Les îles de São Tomé-et-Príncipe font partie de ces zones géographiques ayant échappé aux grandes glaciations du Pléistocène, devenant ainsi un refuge exceptionnel pour la faune et la flore. L'insularité et l'évolution aidant, de nombreuses espèces y sont à présent endémiques. La richesse de la biodiversité de ces îles est reconnue par le monde scientifique international, qui classe la forêt équatoriale de São Tomé-et-Principe comme la deuxième en termes de priorité de conservation (pour les oiseaux) parmi 75 forêts d'Afrique.
En tant qu’entomologiste, la première action essentielle, est de prendre connaissance des constituants de l’entomofaune de l’archipel et de partager cette connaissance. Une liste exhaustive est impossible, mais nous pouvons nous en approcher pour certains ordres. Cette liste constituera la pièce maîtresse nous permettant d’interpeller les autorités locales et internationales sur les actions de protection et de prévention à mener.

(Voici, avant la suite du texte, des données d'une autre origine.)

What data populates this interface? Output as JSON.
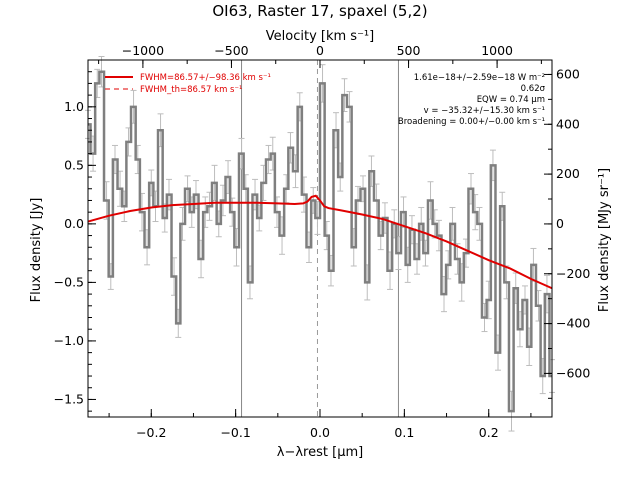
{
  "chart_data": {
    "type": "line",
    "title": "OI63, Raster 17, spaxel (5,2)",
    "xlabel": "λ−λrest [μm]",
    "ylabel": "Flux density [Jy]",
    "top_xlabel": "Velocity [km s⁻¹]",
    "right_ylabel": "Flux density [MJy sr⁻¹]",
    "xlim": [
      -0.275,
      0.275
    ],
    "ylim": [
      -1.65,
      1.4
    ],
    "top_xlim": [
      -1310,
      1310
    ],
    "right_ylim": [
      -775,
      658
    ],
    "x_ticks": [
      -0.2,
      -0.1,
      0.0,
      0.1,
      0.2
    ],
    "x_tick_labels": [
      "−0.2",
      "−0.1",
      "0.0",
      "0.1",
      "0.2"
    ],
    "y_ticks": [
      -1.5,
      -1.0,
      -0.5,
      0.0,
      0.5,
      1.0
    ],
    "y_tick_labels": [
      "−1.5",
      "−1.0",
      "−0.5",
      "0.0",
      "0.5",
      "1.0"
    ],
    "top_ticks": [
      -1000,
      -500,
      0,
      500,
      1000
    ],
    "top_tick_labels": [
      "−1000",
      "−500",
      "0",
      "500",
      "1000"
    ],
    "right_ticks": [
      -600,
      -400,
      -200,
      0,
      200,
      400,
      600
    ],
    "right_tick_labels": [
      "−600",
      "−400",
      "−200",
      "0",
      "200",
      "400",
      "600"
    ],
    "vertical_lines": [
      -0.093,
      0.093
    ],
    "center_line": -0.003,
    "legend": [
      "FWHM=86.57+/−98.36 km s⁻¹",
      "FWHM_th=86.57 km s⁻¹"
    ],
    "annotations": [
      "1.61e−18+/−2.59e−18 W m⁻²",
      "0.62σ",
      "EQW = 0.74 μm",
      "v = −35.32+/−15.30 km s⁻¹",
      "Broadening = 0.00+/−0.00 km s⁻¹"
    ],
    "series": [
      {
        "x": [
          -0.275,
          -0.269,
          -0.264,
          -0.259,
          -0.253,
          -0.248,
          -0.243,
          -0.237,
          -0.232,
          -0.227,
          -0.221,
          -0.216,
          -0.211,
          -0.205,
          -0.2,
          -0.195,
          -0.189,
          -0.184,
          -0.179,
          -0.173,
          -0.168,
          -0.163,
          -0.157,
          -0.152,
          -0.147,
          -0.141,
          -0.136,
          -0.131,
          -0.125,
          -0.12,
          -0.115,
          -0.109,
          -0.104,
          -0.099,
          -0.093,
          -0.088,
          -0.083,
          -0.077,
          -0.072,
          -0.067,
          -0.061,
          -0.056,
          -0.051,
          -0.045,
          -0.04,
          -0.035,
          -0.029,
          -0.024,
          -0.019,
          -0.013,
          -0.008,
          -0.003,
          0.003,
          0.008,
          0.013,
          0.019,
          0.024,
          0.029,
          0.035,
          0.04,
          0.045,
          0.051,
          0.056,
          0.061,
          0.067,
          0.072,
          0.077,
          0.083,
          0.088,
          0.093,
          0.099,
          0.104,
          0.109,
          0.115,
          0.12,
          0.125,
          0.131,
          0.136,
          0.141,
          0.147,
          0.152,
          0.157,
          0.163,
          0.168,
          0.173,
          0.179,
          0.184,
          0.189,
          0.195,
          0.2,
          0.205,
          0.211,
          0.216,
          0.221,
          0.227,
          0.232,
          0.237,
          0.243,
          0.248,
          0.253,
          0.259,
          0.264,
          0.269,
          0.275
        ],
        "y": [
          0.85,
          0.6,
          1.2,
          1.3,
          0.2,
          -0.45,
          0.55,
          0.3,
          0.15,
          0.7,
          1.0,
          0.55,
          0.1,
          -0.2,
          0.35,
          0.15,
          0.8,
          0.05,
          0.25,
          -0.45,
          -0.85,
          0.0,
          0.3,
          0.1,
          0.25,
          -0.3,
          0.1,
          0.15,
          0.35,
          0.0,
          0.2,
          0.4,
          0.1,
          -0.2,
          0.6,
          0.3,
          -0.5,
          0.25,
          0.05,
          0.35,
          0.55,
          0.6,
          0.1,
          -0.1,
          0.3,
          0.65,
          0.45,
          1.0,
          0.25,
          -0.2,
          0.2,
          0.05,
          1.2,
          -0.1,
          -0.4,
          0.8,
          0.4,
          1.1,
          1.0,
          -0.2,
          0.2,
          0.3,
          -0.5,
          0.45,
          0.2,
          -0.1,
          0.05,
          -0.4,
          0.0,
          -0.25,
          0.1,
          -0.35,
          -0.05,
          -0.3,
          0.0,
          -0.25,
          0.2,
          0.0,
          -0.1,
          -0.6,
          -0.35,
          0.0,
          -0.3,
          -0.5,
          -0.25,
          0.3,
          0.1,
          0.0,
          -0.8,
          -0.65,
          0.5,
          -1.1,
          0.15,
          -0.5,
          -1.6,
          -0.55,
          -0.9,
          -0.65,
          -1.05,
          -0.35,
          -0.7,
          -1.3,
          -0.6,
          -1.3
        ],
        "err": [
          0.12,
          0.15,
          0.12,
          0.13,
          0.16,
          0.11,
          0.12,
          0.15,
          0.13,
          0.12,
          0.14,
          0.12,
          0.16,
          0.15,
          0.11,
          0.13,
          0.14,
          0.12,
          0.13,
          0.16,
          0.12,
          0.14,
          0.11,
          0.13,
          0.12,
          0.16,
          0.13,
          0.12,
          0.15,
          0.11,
          0.13,
          0.14,
          0.12,
          0.16,
          0.13,
          0.12,
          0.14,
          0.13,
          0.11,
          0.15,
          0.12,
          0.14,
          0.13,
          0.16,
          0.12,
          0.13,
          0.14,
          0.12,
          0.15,
          0.13,
          0.11,
          0.14,
          0.16,
          0.12,
          0.13,
          0.15,
          0.12,
          0.14,
          0.13,
          0.16,
          0.12,
          0.11,
          0.15,
          0.13,
          0.14,
          0.12,
          0.13,
          0.16,
          0.12,
          0.14,
          0.13,
          0.15,
          0.12,
          0.13,
          0.14,
          0.11,
          0.16,
          0.12,
          0.13,
          0.15,
          0.12,
          0.14,
          0.13,
          0.16,
          0.12,
          0.13,
          0.15,
          0.14,
          0.12,
          0.16,
          0.13,
          0.15,
          0.12,
          0.14,
          0.17,
          0.13,
          0.15,
          0.12,
          0.16,
          0.14,
          0.13,
          0.15,
          0.16,
          0.14
        ],
        "color": "#7f7f7f"
      },
      {
        "x": [
          -0.275,
          -0.25,
          -0.225,
          -0.2,
          -0.175,
          -0.15,
          -0.125,
          -0.1,
          -0.075,
          -0.05,
          -0.03,
          -0.02,
          -0.015,
          -0.01,
          -0.005,
          0.0,
          0.005,
          0.01,
          0.025,
          0.05,
          0.075,
          0.1,
          0.125,
          0.15,
          0.175,
          0.2,
          0.225,
          0.25,
          0.275
        ],
        "y": [
          0.02,
          0.07,
          0.11,
          0.14,
          0.16,
          0.17,
          0.18,
          0.18,
          0.18,
          0.175,
          0.17,
          0.175,
          0.19,
          0.23,
          0.24,
          0.2,
          0.15,
          0.135,
          0.115,
          0.08,
          0.04,
          -0.02,
          -0.08,
          -0.15,
          -0.23,
          -0.31,
          -0.38,
          -0.47,
          -0.55
        ],
        "color": "#e00000"
      }
    ]
  }
}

En ce qui me concerne, étudiant la faune de l’île de la Réunion depuis plus de vingt ans, et y connaissant les principaux interlocuteurs et organismes œuvrant pour la préservation de la nature, je désire mettre en relation, mais ce sera très long, par l’intermédiaire de Monsieur le Consul installé à Marseille, plusieurs structures ayant les mêmes objectifs, mais des moyens pour ainsi dire incomparables. Mes amis réunionnais sont prêts à répondre aux besoins des santoméens. À savoir :
Le Parc national de La Réunion et le Parc naturel Obô de São Tomé,
Le Conservatoire Botanique National de Mascarin, et le Jardin Botanique de Bom Successo,
L’Observatoire des tortues marines Kélonia, et le Centre de sauvegarde des tortues de Morro Peixe.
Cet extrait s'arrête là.